Si La peau froide nous laissait un glacial goût iodé d'embruns, Pandore au Congo nous enveloppe d'une chaleur verdâtre, moite et suffocante…Un froid / chaud qui montre combien l'auteur espagnol est capable avec un immense talent de nous amener dans de lointaines contrées inhospitalières, de nous faire peur, de nous perdre corps et âme avec les protagonistes en faisant varier les ambiances et les paysages.



Nous sommes à la veille de la première Guerre Mondiale, à Londres. Thomas Thomson est le dernier maillon d'une longue chaîne de nègres pour le compte d'un auteur, le docteur Flag, dont l'oeuvre prolifique se situe principalement en Afrique : « Il n'y avait pas tellement de lieux qui offraient un aussi large éventail d'éléments narratifs que l'Afrique noire. Les Massaïs, les Zoulous, les rebelles boers. La savane, la jungle.
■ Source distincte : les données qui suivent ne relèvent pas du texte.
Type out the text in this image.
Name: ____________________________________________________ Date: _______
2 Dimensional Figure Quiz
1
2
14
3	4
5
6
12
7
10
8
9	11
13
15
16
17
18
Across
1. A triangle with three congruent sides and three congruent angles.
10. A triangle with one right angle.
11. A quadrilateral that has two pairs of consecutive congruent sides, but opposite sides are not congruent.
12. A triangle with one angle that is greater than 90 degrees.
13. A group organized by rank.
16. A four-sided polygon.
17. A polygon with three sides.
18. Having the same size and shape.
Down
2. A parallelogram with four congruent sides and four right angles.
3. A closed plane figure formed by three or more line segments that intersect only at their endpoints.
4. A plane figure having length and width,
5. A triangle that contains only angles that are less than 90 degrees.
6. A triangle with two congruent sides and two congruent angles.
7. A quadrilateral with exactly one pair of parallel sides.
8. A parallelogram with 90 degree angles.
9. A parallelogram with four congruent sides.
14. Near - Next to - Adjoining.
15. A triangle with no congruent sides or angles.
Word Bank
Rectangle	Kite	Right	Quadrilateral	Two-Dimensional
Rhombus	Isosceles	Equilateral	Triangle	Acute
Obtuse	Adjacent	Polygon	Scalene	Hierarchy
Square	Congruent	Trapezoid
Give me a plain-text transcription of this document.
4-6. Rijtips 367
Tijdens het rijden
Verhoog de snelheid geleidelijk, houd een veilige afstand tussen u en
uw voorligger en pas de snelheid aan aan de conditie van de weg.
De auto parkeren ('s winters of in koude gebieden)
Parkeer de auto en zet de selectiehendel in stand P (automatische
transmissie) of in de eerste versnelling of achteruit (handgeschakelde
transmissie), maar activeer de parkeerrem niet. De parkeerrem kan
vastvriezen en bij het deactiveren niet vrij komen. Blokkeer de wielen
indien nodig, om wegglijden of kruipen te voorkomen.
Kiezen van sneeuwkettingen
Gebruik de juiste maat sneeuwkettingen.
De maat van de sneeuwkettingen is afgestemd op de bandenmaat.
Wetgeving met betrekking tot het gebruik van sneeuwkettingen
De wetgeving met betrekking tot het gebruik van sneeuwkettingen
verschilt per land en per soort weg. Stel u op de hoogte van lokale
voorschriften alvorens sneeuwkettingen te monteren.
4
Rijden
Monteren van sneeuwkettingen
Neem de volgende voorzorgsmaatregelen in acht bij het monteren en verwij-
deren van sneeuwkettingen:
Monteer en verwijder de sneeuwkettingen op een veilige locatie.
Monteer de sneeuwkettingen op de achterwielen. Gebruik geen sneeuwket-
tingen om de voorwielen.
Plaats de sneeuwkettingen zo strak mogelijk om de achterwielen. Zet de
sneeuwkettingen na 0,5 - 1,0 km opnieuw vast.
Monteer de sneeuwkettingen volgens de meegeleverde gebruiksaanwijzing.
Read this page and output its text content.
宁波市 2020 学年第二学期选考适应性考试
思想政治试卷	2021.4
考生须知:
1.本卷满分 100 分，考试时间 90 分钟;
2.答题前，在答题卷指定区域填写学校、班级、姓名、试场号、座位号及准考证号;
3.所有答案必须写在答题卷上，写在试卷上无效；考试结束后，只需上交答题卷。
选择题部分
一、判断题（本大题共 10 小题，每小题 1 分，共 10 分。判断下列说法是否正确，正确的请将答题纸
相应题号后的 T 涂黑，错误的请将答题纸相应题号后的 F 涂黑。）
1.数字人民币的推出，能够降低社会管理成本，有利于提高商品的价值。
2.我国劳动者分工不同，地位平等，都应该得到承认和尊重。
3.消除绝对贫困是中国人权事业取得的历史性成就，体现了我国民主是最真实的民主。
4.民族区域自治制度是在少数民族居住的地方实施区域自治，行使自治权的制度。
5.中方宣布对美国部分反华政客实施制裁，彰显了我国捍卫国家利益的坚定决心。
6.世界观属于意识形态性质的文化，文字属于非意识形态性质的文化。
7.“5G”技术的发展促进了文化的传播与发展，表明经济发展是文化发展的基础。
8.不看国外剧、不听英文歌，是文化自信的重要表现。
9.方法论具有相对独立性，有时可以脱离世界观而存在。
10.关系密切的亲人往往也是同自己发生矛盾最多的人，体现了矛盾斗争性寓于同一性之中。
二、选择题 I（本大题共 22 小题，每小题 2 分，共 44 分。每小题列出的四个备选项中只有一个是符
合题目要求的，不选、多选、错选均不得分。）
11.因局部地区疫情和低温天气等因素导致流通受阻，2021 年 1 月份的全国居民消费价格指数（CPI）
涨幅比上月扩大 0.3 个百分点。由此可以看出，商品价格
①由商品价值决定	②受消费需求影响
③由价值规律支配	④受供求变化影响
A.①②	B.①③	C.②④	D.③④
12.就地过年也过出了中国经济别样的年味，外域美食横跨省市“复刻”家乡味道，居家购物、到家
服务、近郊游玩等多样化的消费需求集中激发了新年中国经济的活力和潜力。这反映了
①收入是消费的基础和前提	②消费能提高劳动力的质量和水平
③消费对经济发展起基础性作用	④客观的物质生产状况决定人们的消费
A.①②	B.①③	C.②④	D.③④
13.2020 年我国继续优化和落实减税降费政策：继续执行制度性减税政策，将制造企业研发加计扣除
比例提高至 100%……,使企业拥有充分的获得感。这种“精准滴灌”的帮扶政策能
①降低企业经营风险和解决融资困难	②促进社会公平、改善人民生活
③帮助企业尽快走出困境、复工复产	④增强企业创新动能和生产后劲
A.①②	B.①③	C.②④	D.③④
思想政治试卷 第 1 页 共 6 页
Eléphants, crocodiles, hippopotames et lions, explorateurs et chasseurs ».

Médiocre littérature à l'eau de rose, histoires faciles et rapidement écrites au rythme de trois livres par semaine, il n'est pas fier de contribuer à cette mascarade – lui se rêve grand écrivain - mais il s'agit de sa principale source de revenu. Toute la chaine s'écroule à la suite de hasards malheureux, les écrivains par procuration mourant les uns après les autres.

Alors qu'il va à l'enterrement de l'un d'eux, espérant rencontrer l'auteur prolifique, ce proxénète des lettres comme il l'appelle, il est abordé par un certain Edward Norton, un avocat, qui a pour mission de défendre un homme, un simple gitan, accusé d'avoir tué deux jeunes aristocrates. Cet homme, Marcus Garvey, risque la pendaison. L'avocat souhaite que Thomas Thomson écoute cet homme et écrive son récit afin de pouvoir mieux défendre son client. Qu'au lieu de divertir de nombreuses personnes par d'insipides petits romans, qu'il puisse désormais en sauver une. Et voilà notre homme se rendre régulièrement à la prison et consigner scrupuleusement les souvenirs de l'assassin. Ce qu'il va entendre dépasse l'entendement…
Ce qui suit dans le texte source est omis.